The familiar bromide of “The CEO must champion it” has been uttered time and again as a key success factor for just about every major corporate initiative. But why is this particularly the case with localization? It’s because it requires fundamental changes across the organization: empowering the field to get more involved in “discovering” and catering to the local customer, and getting core functions to work collaboratively in the pursuit of local customer needs, not just the mass market. Both demand that a retailer reshape a number of core beliefs—norms that are an outcrop of the traditional store approach to growth that has been key to the success of so many large chains.

The first set of norms that must change is how corporate views the field. Corporate must no longer look at field personnel as good only at executing strategy, not helping to define it. If it does, it won’t welcome or use field observations that point to local customer opportunities. As Bed Bath & Beyond Co-Chairman Warren Eisenberg once put it, “This culture, which takes advantage of the knowledge, independence and customer focus of our associates, has always been the foundation of our long-term performance.”

Well-established beliefs and behaviors of functional team silos will also undermine localization. Merchandising, sourcing, store operations, marketing and other functions could initially view localization as creating new demands on them, rather than as something with corporate-wide benefit. For example, localization could mean that a retailer uses fewer pre-packs or increases the number of custom pre-packs. At face value, sourcing and supply chain managers will see this as detrimental to them because it may raise production and distribution costs. Distribution center managers rewarded on throughput may also see it as a threat to their performance. New styles, new colors and more sizes going to different stores will mean they must spend more time filling each order and getting it right. However, the corporate-wide benefit is significant—increased sales and margins.

It’s up to the CEO to ensure that functional heads recognize the benefits of localization, not just its burdens. The CEO must align roles and responsibilities for localization, as well as revamp performance measures and rewards.

The New Era of Localization

Some 150 years after mom-and-pop stores began to be displaced by regional chains, U.S. retail chains are entering a whole new phase—the era of localization. Growth strategies of the past, based on standardized stores and processes, will no longer suffice. While the one-size-fits-all store model has led to the rise of many giant retailers, they must now adjust their finely honed machines to address the distinct needs of local markets without eroding their economies of scale.

Moreover, retailers need to view localization not as a one-time effort to pull one or two levers, but rather as an ongoing initiative that may require pulling nearly every lever over time to generate the greatest benefits. Just like merchants who have made the Internet a formidable sales channel and tool for brick-and-mortar sales, localization will require both a long-term roadmap and short-term initiatives. Pilot projects must allow a retailer to test its plans on a subset of stores and work out all the kinks before full rollout. Retailers should design those initiatives to generate real benefits so that they can fund the next phase. These quick wins will also defuse those who are skeptical about the value of localization.

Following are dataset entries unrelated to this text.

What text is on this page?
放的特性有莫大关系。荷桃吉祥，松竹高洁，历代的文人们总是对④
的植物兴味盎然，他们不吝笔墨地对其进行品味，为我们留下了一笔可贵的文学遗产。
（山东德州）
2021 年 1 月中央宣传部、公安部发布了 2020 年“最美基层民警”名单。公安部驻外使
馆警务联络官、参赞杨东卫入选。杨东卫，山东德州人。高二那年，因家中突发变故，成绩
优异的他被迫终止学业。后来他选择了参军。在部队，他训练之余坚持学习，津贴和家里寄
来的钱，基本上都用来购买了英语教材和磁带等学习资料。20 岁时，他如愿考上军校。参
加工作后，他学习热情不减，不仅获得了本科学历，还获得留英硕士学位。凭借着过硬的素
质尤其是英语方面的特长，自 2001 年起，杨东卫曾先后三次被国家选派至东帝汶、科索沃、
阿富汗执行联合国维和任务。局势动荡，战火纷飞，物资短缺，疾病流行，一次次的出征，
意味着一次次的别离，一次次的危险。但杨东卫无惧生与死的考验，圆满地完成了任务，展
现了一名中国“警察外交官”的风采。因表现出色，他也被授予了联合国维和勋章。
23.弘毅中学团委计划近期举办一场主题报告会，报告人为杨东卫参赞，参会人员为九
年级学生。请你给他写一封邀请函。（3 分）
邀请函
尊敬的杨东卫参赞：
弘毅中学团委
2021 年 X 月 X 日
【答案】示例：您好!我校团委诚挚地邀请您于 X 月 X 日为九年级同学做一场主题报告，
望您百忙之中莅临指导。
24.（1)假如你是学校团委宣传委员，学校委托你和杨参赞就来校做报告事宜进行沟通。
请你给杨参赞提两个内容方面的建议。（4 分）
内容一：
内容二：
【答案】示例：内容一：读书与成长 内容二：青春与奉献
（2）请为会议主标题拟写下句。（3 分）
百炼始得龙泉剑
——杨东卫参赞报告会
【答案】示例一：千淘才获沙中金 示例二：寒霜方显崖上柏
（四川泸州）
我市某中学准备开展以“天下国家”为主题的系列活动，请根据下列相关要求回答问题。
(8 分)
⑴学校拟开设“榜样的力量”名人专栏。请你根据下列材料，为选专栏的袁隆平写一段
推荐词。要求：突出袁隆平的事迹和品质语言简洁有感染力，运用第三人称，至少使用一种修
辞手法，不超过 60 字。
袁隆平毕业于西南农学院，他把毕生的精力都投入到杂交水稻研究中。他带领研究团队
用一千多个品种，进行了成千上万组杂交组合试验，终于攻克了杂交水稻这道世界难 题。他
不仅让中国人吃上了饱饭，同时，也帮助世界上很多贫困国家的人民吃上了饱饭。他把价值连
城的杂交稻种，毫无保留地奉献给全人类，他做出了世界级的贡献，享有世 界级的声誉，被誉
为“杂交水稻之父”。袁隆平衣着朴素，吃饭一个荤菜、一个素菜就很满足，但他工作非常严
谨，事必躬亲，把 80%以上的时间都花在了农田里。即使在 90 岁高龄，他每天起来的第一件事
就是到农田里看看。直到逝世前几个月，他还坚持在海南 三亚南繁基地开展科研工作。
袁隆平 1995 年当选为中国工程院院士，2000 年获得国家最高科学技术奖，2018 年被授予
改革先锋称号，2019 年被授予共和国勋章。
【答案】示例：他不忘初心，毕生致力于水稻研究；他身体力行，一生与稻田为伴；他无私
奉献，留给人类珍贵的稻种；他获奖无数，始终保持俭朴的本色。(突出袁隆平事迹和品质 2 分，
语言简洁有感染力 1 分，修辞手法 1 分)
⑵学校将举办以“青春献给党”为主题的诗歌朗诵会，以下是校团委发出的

Localization is here to stay. Retailers who wait to see how it plays out will risk driving customers away and into the stores of regional, independent and chain retailers who respond well to the idiosyncratic needs of local communities. They will be forced even more to compete on price because their offering and store experience aren’t distinctive enough. However, retailers who move quickly to meet different customer needs that are applicable across clusters of stores or in individual stores will build a profound competitive advantage that will drive sales and margin benefits.